Figure 8 shows the Raman spectra. GO and rGOAg exhibited two graphene peaks at the D-band and G-band. The D-band was a disordered vibration peak and represented the defect and breakage of graphene. The G-band was the primary characteristic peak of the sp² carbon atom. The D-band and G-band peaks were observed near 1350 and 1580 cm⁻¹, respectively. The defect level was calculated based on the intensity ratio (I_D/I_G) of the D-band and G-band. The ratios of GO and rGOAg were 1.03 and 1.07, respectively. Therefore, rGOAg had a higher defect level than GO [45]. Since partial oxygen-containing functional groups were removed, rGOAg may have a considerable amount of defective bonding and compound Ag⁺. SERS revealed evident effects in the Raman spectra of GO and rGOAg. The D-band and G-band Raman signal strengths of rGOAg increased, thus validating that the rGOAg complex as prepared by ESDM could enhance the Raman signal strength of GO [46].

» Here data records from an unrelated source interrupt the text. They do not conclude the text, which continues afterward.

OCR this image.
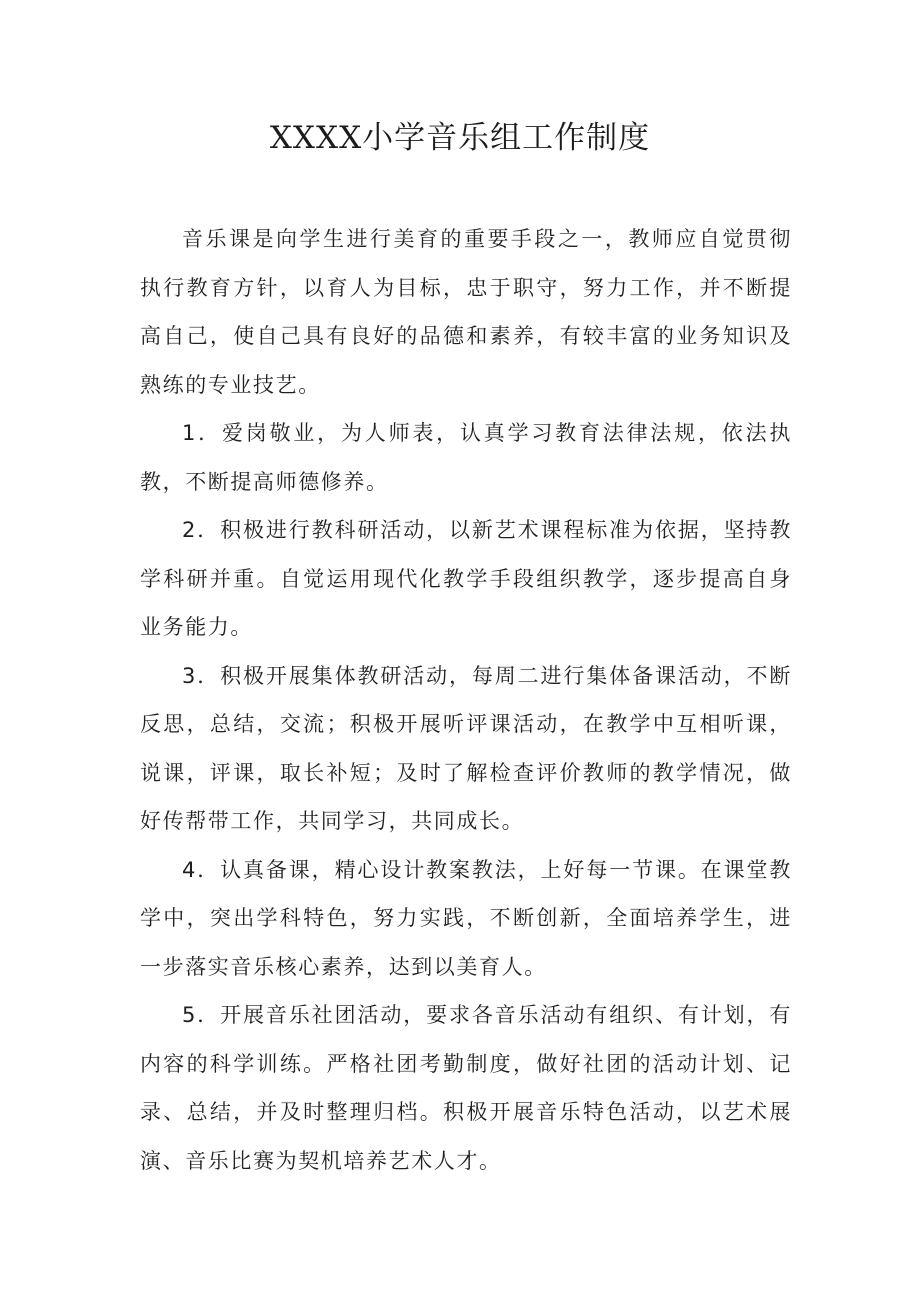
XXXX小学音乐组工作制度

音乐课是向学生进行美育的重要手段之一，教师应自觉贯彻执行教育方针，以育人为目标，忠于职守，努力工作，并不断提高自己，使自己具有良好的品德和素养，有较丰富的业务知识及熟练的专业技艺。

1．爱岗敬业，为人师表，认真学习教育法律法规，依法执教，不断提高师德修养。

2．积极进行教科研活动，以新艺术课程标准为依据，坚持教学科研并重。自觉运用现代化教学手段组织教学，逐步提高自身业务能力。

3．积极开展集体教研活动，每周二进行集体备课活动，不断反思，总结，交流；积极开展听评课活动，在教学中互相听课，说课，评课，取长补短；及时了解检查评价教师的教学情况，做好传帮带工作，共同学习，共同成长。

4．认真备课，精心设计教案教法，上好每一节课。在课堂教学中，突出学科特色，努力实践，不断创新，全面培养学生，进一步落实音乐核心素养，达到以美育人。

5．开展音乐社团活动，要求各音乐活动有组织、有计划，有内容的科学训练。严格社团考勤制度，做好社团的活动计划、记录、总结，并及时整理归档。积极开展音乐特色活动，以艺术展演、音乐比赛为契机培养艺术人才。
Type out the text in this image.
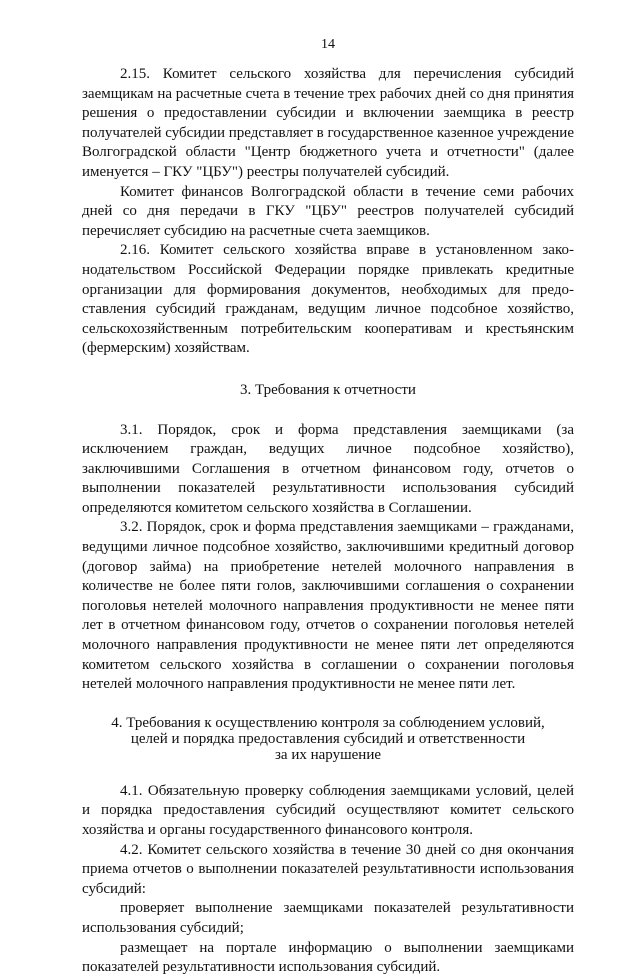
14

2.15. Комитет сельского хозяйства для перечисления субсидий заемщикам на расчетные счета в течение трех рабочих дней со дня принятия решения о предоставлении субсидии и включении заемщика в реестр получателей субсидии представляет в государственное казенное учреждение Волгоградской области "Центр бюджетного учета и отчетности" (далее именуется – ГКУ "ЦБУ") реестры получателей субсидий.

Комитет финансов Волгоградской области в течение семи рабочих дней со дня передачи в ГКУ "ЦБУ" реестров получателей субсидий перечисляет субсидию на расчетные счета заемщиков.

2.16. Комитет сельского хозяйства вправе в установленном законодательством Российской Федерации порядке привлекать кредитные организации для формирования документов, необходимых для предоставления субсидий гражданам, ведущим личное подсобное хозяйство, сельскохозяйственным потребительским кооперативам и крестьянским (фермерским) хозяйствам.

3. Требования к отчетности

3.1. Порядок, срок и форма представления заемщиками (за исключением граждан, ведущих личное подсобное хозяйство), заключившими Соглашения в отчетном финансовом году, отчетов о выполнении показателей результативности использования субсидий определяются комитетом сельского хозяйства в Соглашении.

3.2. Порядок, срок и форма представления заемщиками – гражданами, ведущими личное подсобное хозяйство, заключившими кредитный договор (договор займа) на приобретение нетелей молочного направления в количестве не более пяти голов, заключившими соглашения о сохранении поголовья нетелей молочного направления продуктивности не менее пяти лет в отчетном финансовом году, отчетов о сохранении поголовья нетелей молочного направления продуктивности не менее пяти лет определяются комитетом сельского хозяйства в соглашении о сохранении поголовья нетелей молочного направления продуктивности не менее пяти лет.

4. Требования к осуществлению контроля за соблюдением условий,
целей и порядка предоставления субсидий и ответственности
за их нарушение

4.1. Обязательную проверку соблюдения заемщиками условий, целей и порядка предоставления субсидий осуществляют комитет сельского хозяйства и органы государственного финансового контроля.

4.2. Комитет сельского хозяйства в течение 30 дней со дня окончания приема отчетов о выполнении показателей результативности использования субсидий:

проверяет выполнение заемщиками показателей результативности использования субсидий;

размещает на портале информацию о выполнении заемщиками показателей результативности использования субсидий.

Figure 9 shows the XPS spectra. However, because ESDM mainly removed O²⁻, OH⁻ and COOH⁻ remained in the edges of the rGO structure, minimally changing the C/O ratios. The XPS spectrum of GO (0–1200 eV) had two peaks at the C1s band (284.6 eV) and O1s band (531.0 eV). Figure 9b shows the XPS spectrum of rGOAg (0–1200 eV). In addition to the C1s and O1s bands, the Ag band (367.0 eV) was detected, thus validating the presence of Ag. Figure 9c,d show the C1s spectra of GO (280–294 eV) and rGOAg (280–294 eV), where two peaks were observed at 284.6 and 286.5 eV, which were C–C and C–O bands of the graphene material, respectively [47]. Compared to the peak intensities of the C–C and C–O bands of GO, the peak intensity of rGOAg decreased, that is, a part of the oxygen-containing functional groups was successfully removed after the EDM discharge, and reduction occurred.

4. Discussion

This study used the EDM to perform the ESDM and used an Ag electrode to discharge in GO for reducing GO to form an rGOAg complex at normal temperature and pressure, without using any chemical substances. The contributions of this study are as follows:

• This new reduction method is a simple process with a short preparation time. This environment-friendly process does not require additional chemical substances.
• According to UV-Vis, XRD, FTIR, and XPS, after GO and the Ag electrode were processed through the ESDM, both AgNP and Ag⁺ ions were generated, the latter of which was generated via Ag plasma, because the charged Ag atoms of Ag plasma had a strong reducing property, GO was reduced to the rGOAg complex.
• According to the analysis of Zetasizer, the rGOAg complex has a larger zeta potential than GO. Since Ag plasma pyrolyzed GO bulk into GO flakes and generated Ag⁺ ions during the process, the strong reducing effect stripped away O between the GO bulk layers. Subsequently, rGO flakes covered the AgNP, forming an rGOAg complex with rGO flakes that possessed sufficient functional groups and H₂O in the edges. The functional groups and H₂O then formed hydrogen bonds, which elevated the suspension and dispersibility of the rGOAg complex.
• The TEM analysis showed that the complete GO was broken into small pieces of rGO flakes, and the AgNP were embedded in rGO flakes with decorated surface function groups. The suspensibility and dispersion of AgNP were enhanced, and rGO coated on the AgNP surface was hydrophobic. In medical treatments, rGOAg is more likely to penetrate through the bacterial cell membrane, thus improving antibacterial ability.

5. Conclusions

The ESDM is a physical method for preparing NPs, and in contrast to the chemical method, it is free from any chemical substances and can be performed at normal temperature and pressure. Furthermore, the NPs with high suspensibility can be prepared in a short time. Ag metal was used as a discharge electrode, and GO was successfully reduced to an rGOAg complex through the ESDM. The surface of AgNPs was coated with rGO flakes. The suspensibility and dispersion of rGOAg were improved. These results indicated that the proposed method could be used for reducing GO to rGOAg.